It’s absolutely ages since I bought New Scientist. Don’t get me wrong – I love reading it; it’s my favourite popular science magazine – but sometimes there just isn’t time for magazines. Today, however, in the newsagent, the cover caught my eye, and, because I touched upon quantum theory at university, I decided to treat myself.
I got home and opened the magazine up. And there it was, the first featured item on the contents page:
The unlikeliest transplant*
Replacing faecal matter could ease Parkinson’s symptoms
(*You need a subscription to read online).
I turned to page 8 and read:
A few years ago, John Gillies had trouble picking up his grandchild. He would stand frozen, waiting for his Parkinson’s disease to relinquish its hold and allow him to move. Then in May 2008, Gillies was given antibiotics to treat constipation, and astonishingly his Parkinson’s symptoms abated. What on earth was going on?
A nice anecdote, and one to inspire hope. Researchers are investigating the link between bacteria in the gut and a number of disorders – in addition to Parkinson’s, diabetes, multiple sclerosis, chronic fatigue syndrome and rheumatoid arthritis are also mentioned.
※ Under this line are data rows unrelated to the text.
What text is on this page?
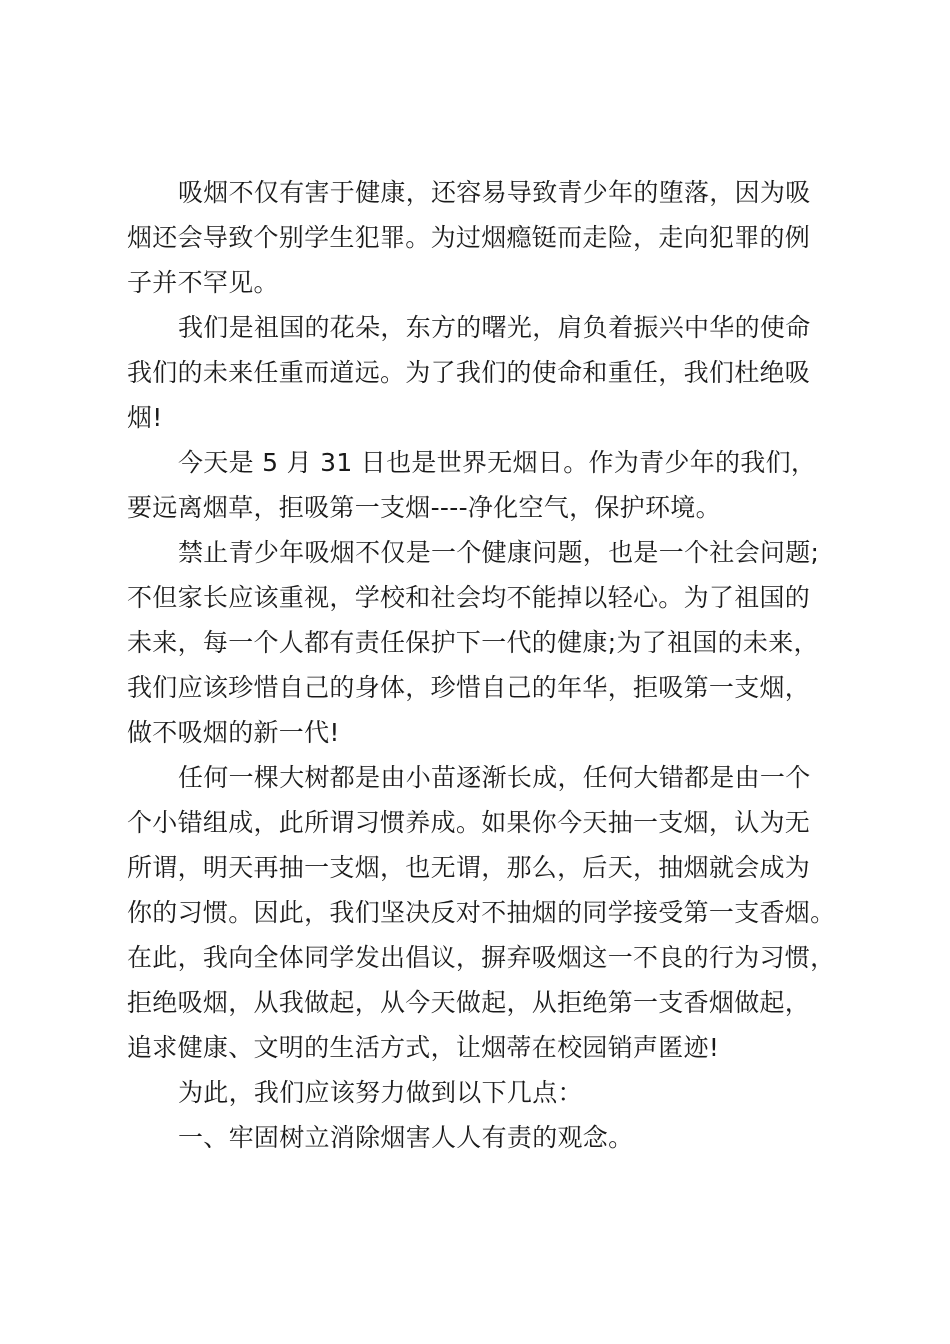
吸烟不仅有害于健康，还容易导致青少年的堕落，因为吸
烟还会导致个别学生犯罪。为过烟瘾铤而走险，走向犯罪的例
子并不罕见。
我们是祖国的花朵，东方的曙光，肩负着振兴中华的使命
我们的未来任重而道远。为了我们的使命和重任，我们杜绝吸
烟!
今天是 5 月 31 日也是世界无烟日。作为青少年的我们，
要远离烟草，拒吸第一支烟----净化空气，保护环境。
禁止青少年吸烟不仅是一个健康问题，也是一个社会问题;
不但家长应该重视，学校和社会均不能掉以轻心。为了祖国的
未来，每一个人都有责任保护下一代的健康;为了祖国的未来，
我们应该珍惜自己的身体，珍惜自己的年华，拒吸第一支烟，
做不吸烟的新一代!
任何一棵大树都是由小苗逐渐长成，任何大错都是由一个
个小错组成，此所谓习惯养成。如果你今天抽一支烟，认为无
所谓，明天再抽一支烟，也无谓，那么，后天，抽烟就会成为
你的习惯。因此，我们坚决反对不抽烟的同学接受第一支香烟。
在此，我向全体同学发出倡议，摒弃吸烟这一不良的行为习惯，
拒绝吸烟，从我做起，从今天做起，从拒绝第一支香烟做起，
追求健康、文明的生活方式，让烟蒂在校园销声匿迹!
为此，我们应该努力做到以下几点：
一、牢固树立消除烟害人人有责的观念。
The theory is that gut bacteria may enter the central nervous system via the vagus nerve, which runs from the colon, small intestine and stomach to the brain. An infection of the colon may release antigens into the bloodstream and so trigger an autoimmune response. Alleviating the colon infection may have unexpected, beneficial, effects elsewhere.
However, unless the antigen is completely cleared from the gut (this is where the idea of a faecal transplant is introduced – effectively adding ‘good’ bacteria to the colon), the immune response is relentless and will manifest as an autoimmune disease.
The idea that Parkinson’s is an autoimmune disease has been suggested by recent research. I’m not sure how well established this theory is, though, but it seems to have given researchers several avenues to investigate.
The use of gut flora to treat various conditions by means of transplant seems to be a relatively new idea that has yet to be developed into anything that can be used on a large scale. As one researcher quoted in the article says, “You don’t want to treat one disease and introduce another” (Arthur Kaser, University of Cambridge, UK).
It’s great to see these things being reported in the (almost) mainstream press, and it was especially gratifying to find such an article in the first copy of New Scientist that I’ve picked up in months.